Selected Presentations

2017

Geometries of Word Embeddings,

Abstract: Real-valued word vectors have transformed NLP applications; popular examples are word2vec and GloVe, recognized for their ability to capture linguistic regularities via simple geometrical operations. In this talk, we demonstrate further striking geometrical properties of the word vectors. First we show that a very simple, and yet counter-intuitive, postprocessing technique, which makes the vectors "more isotropic", renders off-the-shelf vectors even stronger. Second, we show that a sentence containing a target word is well represented by a low rank subspace; subspaces associated with a particular sense of the target word tend to intersect over a line (one-dimensional subspace). We harness this Grassmannian geometry to disambiguate (in an unsupervised way) multiple senses of words, specifically so on the most promiscuously polysemous of all words: prepositions. A surprising finding is that rare senses, including idiomatic/sarcastic/metaphorical usages, are efficiently captured. Our algorithms are all unsupervised and rely on no linguistic resources; we validate them by presenting new state-of-the-art results on a variety of multilingual benchmark datasets.
Talks at: MIT (April, 2017), Berkeley, Stanford and Princeton (May 2017) and EPFL (June 2017).
References:
1. Geometry of Compositionality, AAAI '17, https://arxiv.org/abs/1611.09799
2. Geometry of Polysemy, ICLR, '17, https://arxiv.org/abs/1610.07569
3. Representing Sentences as Low-rank subspaces, ACL '17, https://arxiv.org/abs/1704.05358
4. Prepositions in Context, preprint, https://arxiv.org/abs/1702.01466

  
Anonymity in the Bitcoin Peer-to-Peer Network,

Abstract: Bitcoin enjoys a public perception of being a privacy-preserving financial system.
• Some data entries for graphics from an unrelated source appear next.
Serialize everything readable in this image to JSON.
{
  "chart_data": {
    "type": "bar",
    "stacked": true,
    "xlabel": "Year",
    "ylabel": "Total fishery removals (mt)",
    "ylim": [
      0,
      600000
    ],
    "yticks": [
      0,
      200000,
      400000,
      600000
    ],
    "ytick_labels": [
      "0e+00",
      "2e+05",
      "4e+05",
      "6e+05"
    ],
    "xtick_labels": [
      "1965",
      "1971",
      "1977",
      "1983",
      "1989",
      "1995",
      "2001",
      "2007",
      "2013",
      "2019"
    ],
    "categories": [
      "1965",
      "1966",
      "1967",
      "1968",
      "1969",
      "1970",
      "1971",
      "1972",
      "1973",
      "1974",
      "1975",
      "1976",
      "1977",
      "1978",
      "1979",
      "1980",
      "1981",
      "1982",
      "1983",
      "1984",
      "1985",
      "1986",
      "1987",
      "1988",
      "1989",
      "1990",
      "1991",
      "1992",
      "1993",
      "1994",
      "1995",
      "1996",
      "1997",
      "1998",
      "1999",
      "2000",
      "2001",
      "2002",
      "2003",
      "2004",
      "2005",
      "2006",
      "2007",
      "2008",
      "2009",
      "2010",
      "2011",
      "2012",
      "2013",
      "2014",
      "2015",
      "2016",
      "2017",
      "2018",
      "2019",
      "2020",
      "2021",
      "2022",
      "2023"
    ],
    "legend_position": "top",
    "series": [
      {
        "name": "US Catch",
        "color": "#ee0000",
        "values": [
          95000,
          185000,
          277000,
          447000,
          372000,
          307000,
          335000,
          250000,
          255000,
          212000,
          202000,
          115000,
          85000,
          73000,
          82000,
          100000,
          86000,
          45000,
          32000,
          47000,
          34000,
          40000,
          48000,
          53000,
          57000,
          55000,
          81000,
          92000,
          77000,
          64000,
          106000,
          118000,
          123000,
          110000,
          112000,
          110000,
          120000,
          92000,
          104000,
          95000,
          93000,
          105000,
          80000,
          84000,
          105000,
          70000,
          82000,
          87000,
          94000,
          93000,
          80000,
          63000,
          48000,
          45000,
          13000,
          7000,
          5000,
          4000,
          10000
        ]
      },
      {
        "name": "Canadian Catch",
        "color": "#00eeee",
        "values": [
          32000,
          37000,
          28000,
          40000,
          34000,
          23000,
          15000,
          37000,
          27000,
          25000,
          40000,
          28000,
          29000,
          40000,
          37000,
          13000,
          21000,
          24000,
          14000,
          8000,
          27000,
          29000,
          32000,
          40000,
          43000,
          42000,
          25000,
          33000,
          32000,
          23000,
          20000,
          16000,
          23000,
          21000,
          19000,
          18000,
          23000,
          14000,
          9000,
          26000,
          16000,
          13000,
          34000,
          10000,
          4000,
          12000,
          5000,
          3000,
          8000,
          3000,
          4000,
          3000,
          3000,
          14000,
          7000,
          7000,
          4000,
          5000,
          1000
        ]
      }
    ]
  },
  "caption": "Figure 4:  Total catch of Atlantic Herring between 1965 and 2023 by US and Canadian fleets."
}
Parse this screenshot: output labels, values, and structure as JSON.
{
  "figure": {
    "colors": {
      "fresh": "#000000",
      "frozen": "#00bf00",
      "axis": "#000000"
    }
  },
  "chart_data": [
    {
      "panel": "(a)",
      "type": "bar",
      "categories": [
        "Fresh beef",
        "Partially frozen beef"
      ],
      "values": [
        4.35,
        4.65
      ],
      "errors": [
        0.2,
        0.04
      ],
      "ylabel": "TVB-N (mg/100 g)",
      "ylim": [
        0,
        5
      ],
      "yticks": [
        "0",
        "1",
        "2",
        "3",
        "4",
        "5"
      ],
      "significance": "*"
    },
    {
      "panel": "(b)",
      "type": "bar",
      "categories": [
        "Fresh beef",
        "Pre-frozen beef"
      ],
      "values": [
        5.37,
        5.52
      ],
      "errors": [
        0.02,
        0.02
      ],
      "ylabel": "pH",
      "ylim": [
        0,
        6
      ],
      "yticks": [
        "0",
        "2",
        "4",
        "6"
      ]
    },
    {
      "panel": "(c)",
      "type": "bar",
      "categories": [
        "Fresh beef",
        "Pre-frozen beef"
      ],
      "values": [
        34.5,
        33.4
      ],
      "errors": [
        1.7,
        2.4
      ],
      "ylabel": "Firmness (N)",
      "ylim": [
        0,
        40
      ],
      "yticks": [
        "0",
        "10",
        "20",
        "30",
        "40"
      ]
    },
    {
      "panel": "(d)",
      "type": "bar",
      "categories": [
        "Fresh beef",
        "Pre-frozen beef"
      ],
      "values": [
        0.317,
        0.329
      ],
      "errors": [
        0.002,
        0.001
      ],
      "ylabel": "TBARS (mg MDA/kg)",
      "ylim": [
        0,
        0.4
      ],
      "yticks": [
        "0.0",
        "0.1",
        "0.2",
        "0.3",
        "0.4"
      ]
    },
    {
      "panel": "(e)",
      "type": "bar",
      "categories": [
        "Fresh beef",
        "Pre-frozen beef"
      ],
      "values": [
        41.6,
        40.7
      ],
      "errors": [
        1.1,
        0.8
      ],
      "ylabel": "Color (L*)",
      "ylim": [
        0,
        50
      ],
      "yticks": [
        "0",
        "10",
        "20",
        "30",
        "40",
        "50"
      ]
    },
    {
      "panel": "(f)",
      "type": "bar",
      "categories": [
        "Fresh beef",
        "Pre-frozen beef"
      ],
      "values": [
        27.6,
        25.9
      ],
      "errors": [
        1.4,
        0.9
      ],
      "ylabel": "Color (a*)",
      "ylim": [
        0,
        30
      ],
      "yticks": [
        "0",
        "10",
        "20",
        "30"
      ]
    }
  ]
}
In reality, Bitcoin has a number of privacy vulnerabilities, including the well-studied fact that transactions can be linked through the public blockchain. More recently, researchers have demonstrated deanonymization attacks that exploit a lower-layer weakness: the Bitcoin peer-to-peer (P2P) networking stack. In particular, the P2P network currently forwards content in a structured way that allows observers to deanonymize users by linking their transactions to the originating IP addresses. In this work, we first demonstrate that current protocols exhibit poor anonymity guarantees, both theoretically and in practice. Then, we consider a first-principles redesign of the P2P network, with the goal of providing strong, provable anonymity guarantees. We propose a simple networking policy called Dandelion, which achieves nearly-optimal anonymity guarantees at minimal cost to the network's utility. We present a practical implementation of Dandelion, whose source code is available at https://github.com/gfanti/bitcoin.
References:
1. Dandelion: Redesigning the Bitcoin Network for Anonymity, Sigmetrics '17, https://arxiv.org/abs/1701.04439
2. Anonymity Properties of the Bitcoin P2P Network, preprint, https://arxiv.org/abs/1703.08761

  
Tutorial: Information Limits on Finding and Hiding Message Sources on Networks: Social Media and Cryptocurrencies,

Abstract: Broadcasting is a common theme in networks, from the spread of diseases to the propagation of viral tweets. There is a long history of modeling and analyzing the spread of epidemics, where network and spreading models are typically derived from the real world. Problems of interest include analyzing the speed of contagion, computing a disease’s probability of extinction, and identifying the patient zero for an epidemic. Renewed interest has emerged in this topic with the advent of online networks like social media and cryptocurrencies, which ask users to broadcast content over a computer network. However, these new applications differ from epidemics in one key respect: they require the source of broadcasted messages to remain anonymous. Reasons for anonymity range from freedom of speech to financial privacy. With this added constraint comes a key advantage: network designers are often able to control the network structure and/or propagation models in computer networks. This has led to a complementary line of work that attempts to design networking stacks that inherently protect the anonymity of a message source.
In this tutorial, we present recent results on source identification and hiding in the context of applications that broadcast information over networks. We discuss models and results studied by the information theory, physics, and computer science communities. We then provide a gentle introduction to methods for source identification, including the theoretical tools needed to study these problems. We conclude by discussing recent methods for designing networks that inherently hide the source of a message. The tutorial will bring together tools from different areas like branching processes, measure concentration, and extreme value theory, all in the context of cutting-edge technologies like cryptocurrencies and anonymous social media.
Tutorial at IEEE International Symposium on Information Theory (ISIT) 2017.